The importance of clinical probability assessment in interpreting a normal D-dimer in patients with suspected pulmonary embolism.
Chest. 2008 Jul 18;
Authors: Gibson NS, Sohne M, Gerdes VE, Nijkeuter M, Buller HR
Background The measurement of the D-dimer concentration test is a widely applied test in the diagnostic work-up of patients with suspected pulmonary embolism. The objective of this study was to investigate how often the D-dimer test fails when clinical probability is not taken into account. Methods We used data collected in 1722 consecutive patients with clinically suspected PE to analyze the three months venous thromboembolism (VTE) rate in all patients with a normal D-dimer concentration and separately for patients with a normal D-dimer with an unlikely or likely clinical probability for pulmonary embolism, as assessed by the Wells clinical decision rule.

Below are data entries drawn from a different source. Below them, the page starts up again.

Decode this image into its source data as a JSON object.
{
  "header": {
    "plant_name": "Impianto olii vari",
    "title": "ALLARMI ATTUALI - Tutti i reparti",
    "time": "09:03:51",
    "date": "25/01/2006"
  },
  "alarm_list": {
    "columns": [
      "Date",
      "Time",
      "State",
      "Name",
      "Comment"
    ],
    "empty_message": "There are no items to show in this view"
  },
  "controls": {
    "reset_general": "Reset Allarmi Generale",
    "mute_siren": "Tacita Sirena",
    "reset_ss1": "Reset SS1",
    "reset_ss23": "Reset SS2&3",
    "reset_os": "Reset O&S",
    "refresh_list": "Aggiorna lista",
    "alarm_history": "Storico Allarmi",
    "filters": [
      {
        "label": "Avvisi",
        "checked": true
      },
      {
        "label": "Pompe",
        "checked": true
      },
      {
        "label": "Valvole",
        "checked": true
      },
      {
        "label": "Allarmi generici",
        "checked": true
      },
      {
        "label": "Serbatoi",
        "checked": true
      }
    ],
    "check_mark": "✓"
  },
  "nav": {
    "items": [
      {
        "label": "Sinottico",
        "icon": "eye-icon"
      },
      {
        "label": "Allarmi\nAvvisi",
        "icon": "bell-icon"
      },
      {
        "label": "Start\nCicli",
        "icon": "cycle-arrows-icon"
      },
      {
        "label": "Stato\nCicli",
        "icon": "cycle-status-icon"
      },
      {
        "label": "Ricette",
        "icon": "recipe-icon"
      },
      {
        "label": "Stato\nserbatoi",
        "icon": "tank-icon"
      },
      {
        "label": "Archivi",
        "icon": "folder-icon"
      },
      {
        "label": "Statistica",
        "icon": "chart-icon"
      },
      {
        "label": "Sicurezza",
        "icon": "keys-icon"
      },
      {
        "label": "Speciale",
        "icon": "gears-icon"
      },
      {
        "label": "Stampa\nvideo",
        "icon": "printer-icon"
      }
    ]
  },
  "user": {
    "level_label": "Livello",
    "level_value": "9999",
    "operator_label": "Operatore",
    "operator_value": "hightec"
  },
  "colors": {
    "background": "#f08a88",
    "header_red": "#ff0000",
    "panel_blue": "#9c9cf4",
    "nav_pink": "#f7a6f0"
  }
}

Results The 3 month VTE rate in all patients with a normal D-dimer concentration (N=563) was 2.3% (95% CI: 1.4-3.9%). In the patients with an unlikely probability (N=477) VTE was confirmed in 1.1% of the patients with a normal D-dimer (95% CI: 0.4-2.4%). In those with a likely clinical probability (N=86) VTE was confirmed in 9.3% of the patients with a normal D-dimer (95% CI: 4.8-17.3%). The difference of the VTE incidence between the unlikely and the likely probability categories was significant (p<0.001). Conclusions Our findings indicate that it is of utmost importance to first examine the patient and assess the clinical probability after which the D-dimer result can be taken into account, in order to prevent that physicians will be influenced by a normal D-dimer test result when they evaluate the clinical probability. Patients with a likely clinical probability should undergo further testing, regardless the D-dimer outcome.